According to the USDA’s analysis, the current cuts will also wipe out up to 160,000 jobs, because each SNAP dollar generates up to $1.80 in total economic activity. As that stimulus shrinks, farmers and small businesses will suffer along with hungry Americans.
Slow Wage Growth
Despite the stock market gains Trump crows about, wage growth has been poor and SNAP cases with working recipients have now hit an all-time high of 45 percent nationwide, said Brookings Institution economist Diane Schanzenbach. Almost half of U.S. workers aged between 18 and 64 have low-wage jobs with median pay of $18,000 a year, Brookings found.
“On the surface, these are administrative changes, but clearly the intent is to cut spending on the needy,” said Public Benefits Advocate Kiana Davis of the Urban Justice Center in New York. Unsatisfied with the USDA executive actions, in his 2020 budget proposal, Trump calls for another $2 billion cut in safety net programs vital to low- and middle-income households. The two largest are $777 billion from Medicaid and another $220 billion from SNAP over the next decade (30 percent).
The new cuts would “increase poverty, widen income and racial disparities, and drive up the number of households that struggle to afford the basics,” said the Center for Budget and Policy Priorities.

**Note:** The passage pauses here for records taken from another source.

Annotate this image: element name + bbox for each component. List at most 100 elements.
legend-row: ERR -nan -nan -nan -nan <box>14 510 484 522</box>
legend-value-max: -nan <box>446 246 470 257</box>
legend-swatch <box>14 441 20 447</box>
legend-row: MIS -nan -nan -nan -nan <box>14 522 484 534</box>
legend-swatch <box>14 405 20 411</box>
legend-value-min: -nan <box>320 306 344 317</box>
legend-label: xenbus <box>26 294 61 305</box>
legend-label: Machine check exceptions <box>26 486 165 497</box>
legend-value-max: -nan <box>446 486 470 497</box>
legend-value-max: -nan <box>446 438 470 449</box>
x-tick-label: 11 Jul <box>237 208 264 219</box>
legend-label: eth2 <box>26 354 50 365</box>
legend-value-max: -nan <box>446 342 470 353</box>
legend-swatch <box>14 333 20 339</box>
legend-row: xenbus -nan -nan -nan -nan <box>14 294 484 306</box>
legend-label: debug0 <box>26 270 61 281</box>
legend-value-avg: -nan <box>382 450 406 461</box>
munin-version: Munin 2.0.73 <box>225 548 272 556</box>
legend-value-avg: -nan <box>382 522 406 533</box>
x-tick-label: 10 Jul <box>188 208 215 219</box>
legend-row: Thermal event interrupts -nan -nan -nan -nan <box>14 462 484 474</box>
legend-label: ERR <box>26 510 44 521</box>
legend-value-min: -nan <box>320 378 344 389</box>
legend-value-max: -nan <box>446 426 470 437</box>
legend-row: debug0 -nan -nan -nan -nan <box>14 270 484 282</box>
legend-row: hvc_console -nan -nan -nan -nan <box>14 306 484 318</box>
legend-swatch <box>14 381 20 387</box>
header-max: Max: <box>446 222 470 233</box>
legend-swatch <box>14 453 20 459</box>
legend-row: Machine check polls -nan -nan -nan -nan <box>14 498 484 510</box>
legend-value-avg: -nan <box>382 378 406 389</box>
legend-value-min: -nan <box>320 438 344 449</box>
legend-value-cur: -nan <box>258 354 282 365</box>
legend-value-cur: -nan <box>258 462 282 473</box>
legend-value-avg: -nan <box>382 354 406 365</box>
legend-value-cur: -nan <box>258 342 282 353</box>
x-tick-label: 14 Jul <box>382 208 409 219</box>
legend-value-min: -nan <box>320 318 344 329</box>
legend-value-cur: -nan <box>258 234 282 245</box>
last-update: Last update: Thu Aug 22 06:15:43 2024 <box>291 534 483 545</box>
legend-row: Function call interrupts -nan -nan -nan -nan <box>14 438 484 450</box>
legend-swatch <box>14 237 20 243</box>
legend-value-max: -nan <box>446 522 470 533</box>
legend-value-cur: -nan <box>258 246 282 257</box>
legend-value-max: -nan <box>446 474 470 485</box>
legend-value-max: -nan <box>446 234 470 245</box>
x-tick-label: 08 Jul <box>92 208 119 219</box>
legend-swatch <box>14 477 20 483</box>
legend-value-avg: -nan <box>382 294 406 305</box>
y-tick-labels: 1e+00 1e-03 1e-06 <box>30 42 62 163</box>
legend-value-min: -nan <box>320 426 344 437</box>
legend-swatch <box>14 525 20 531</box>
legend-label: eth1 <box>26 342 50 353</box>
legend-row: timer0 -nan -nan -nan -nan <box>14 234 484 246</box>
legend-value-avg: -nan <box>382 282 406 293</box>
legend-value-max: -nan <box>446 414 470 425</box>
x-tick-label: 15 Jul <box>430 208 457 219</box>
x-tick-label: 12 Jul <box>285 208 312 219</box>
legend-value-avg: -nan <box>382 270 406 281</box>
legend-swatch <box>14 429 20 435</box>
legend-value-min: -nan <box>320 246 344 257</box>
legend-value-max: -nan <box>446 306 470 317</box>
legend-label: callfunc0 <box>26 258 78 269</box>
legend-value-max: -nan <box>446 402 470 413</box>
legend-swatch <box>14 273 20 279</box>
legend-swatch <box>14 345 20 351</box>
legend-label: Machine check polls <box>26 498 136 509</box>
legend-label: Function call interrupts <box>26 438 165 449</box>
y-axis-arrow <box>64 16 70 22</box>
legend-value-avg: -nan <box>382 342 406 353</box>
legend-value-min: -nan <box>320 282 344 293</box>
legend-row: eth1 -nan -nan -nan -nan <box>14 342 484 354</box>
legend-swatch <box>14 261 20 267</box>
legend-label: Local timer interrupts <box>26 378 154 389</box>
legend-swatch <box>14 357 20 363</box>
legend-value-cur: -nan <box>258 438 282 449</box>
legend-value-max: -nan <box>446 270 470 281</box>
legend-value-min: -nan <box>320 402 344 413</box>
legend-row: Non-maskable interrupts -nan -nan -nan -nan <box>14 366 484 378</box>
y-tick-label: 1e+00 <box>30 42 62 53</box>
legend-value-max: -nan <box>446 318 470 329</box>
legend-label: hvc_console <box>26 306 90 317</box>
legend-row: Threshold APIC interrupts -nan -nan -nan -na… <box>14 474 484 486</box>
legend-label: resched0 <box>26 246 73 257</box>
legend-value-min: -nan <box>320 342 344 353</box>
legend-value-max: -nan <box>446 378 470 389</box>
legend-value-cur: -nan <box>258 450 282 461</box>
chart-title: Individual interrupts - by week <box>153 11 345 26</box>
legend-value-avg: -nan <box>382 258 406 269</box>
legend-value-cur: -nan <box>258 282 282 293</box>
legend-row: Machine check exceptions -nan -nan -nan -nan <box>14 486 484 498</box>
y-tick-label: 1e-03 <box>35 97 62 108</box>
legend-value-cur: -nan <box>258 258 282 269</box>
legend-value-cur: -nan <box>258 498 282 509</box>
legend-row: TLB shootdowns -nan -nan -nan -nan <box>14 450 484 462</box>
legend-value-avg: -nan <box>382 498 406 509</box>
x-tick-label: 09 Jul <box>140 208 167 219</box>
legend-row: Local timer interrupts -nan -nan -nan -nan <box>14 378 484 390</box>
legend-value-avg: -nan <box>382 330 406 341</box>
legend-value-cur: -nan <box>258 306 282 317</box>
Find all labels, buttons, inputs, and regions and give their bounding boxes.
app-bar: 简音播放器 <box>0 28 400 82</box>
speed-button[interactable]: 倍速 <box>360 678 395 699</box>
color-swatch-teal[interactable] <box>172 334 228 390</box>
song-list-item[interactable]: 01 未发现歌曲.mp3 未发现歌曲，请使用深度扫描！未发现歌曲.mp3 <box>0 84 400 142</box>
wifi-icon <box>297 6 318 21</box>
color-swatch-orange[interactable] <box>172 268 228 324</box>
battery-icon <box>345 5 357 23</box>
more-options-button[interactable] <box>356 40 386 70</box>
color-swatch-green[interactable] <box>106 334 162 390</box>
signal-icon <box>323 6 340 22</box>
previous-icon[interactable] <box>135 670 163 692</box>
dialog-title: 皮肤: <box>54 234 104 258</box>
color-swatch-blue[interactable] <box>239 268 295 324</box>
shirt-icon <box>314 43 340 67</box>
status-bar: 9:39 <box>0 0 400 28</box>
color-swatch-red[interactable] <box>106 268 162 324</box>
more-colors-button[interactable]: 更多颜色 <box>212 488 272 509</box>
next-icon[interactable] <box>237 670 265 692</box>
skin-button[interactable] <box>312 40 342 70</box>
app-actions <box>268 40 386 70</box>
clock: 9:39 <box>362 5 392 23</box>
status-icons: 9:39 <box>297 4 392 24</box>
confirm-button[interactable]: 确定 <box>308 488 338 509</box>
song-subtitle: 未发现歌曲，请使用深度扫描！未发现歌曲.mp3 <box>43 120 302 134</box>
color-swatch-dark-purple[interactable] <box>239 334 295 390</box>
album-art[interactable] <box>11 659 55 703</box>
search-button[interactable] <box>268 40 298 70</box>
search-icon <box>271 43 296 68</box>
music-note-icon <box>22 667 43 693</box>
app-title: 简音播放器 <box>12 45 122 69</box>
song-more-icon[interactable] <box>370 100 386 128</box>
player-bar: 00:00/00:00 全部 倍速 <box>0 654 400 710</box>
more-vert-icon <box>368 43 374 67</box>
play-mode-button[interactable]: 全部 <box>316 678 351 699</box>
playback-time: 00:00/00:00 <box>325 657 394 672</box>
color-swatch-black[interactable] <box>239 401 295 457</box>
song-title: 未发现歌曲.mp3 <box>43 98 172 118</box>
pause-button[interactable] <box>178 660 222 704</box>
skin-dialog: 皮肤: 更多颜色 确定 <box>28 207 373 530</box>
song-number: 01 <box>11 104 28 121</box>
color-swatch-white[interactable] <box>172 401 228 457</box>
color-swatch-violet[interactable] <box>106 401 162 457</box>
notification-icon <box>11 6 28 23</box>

CBPP found a particular animus toward the poor, with 53 percent of the cuts targeting low-income programs, which constitute only 29 percent of such entitlement programs overall.
The SNAP and school lunch slashes are “only the latest in a long list of cuts to assistance working families count on to provide for basic necessities,” said Congress member Martha Fudge (D-Ohio). “Instead of a war on poverty, this president has declared war on our most vulnerable citizens.”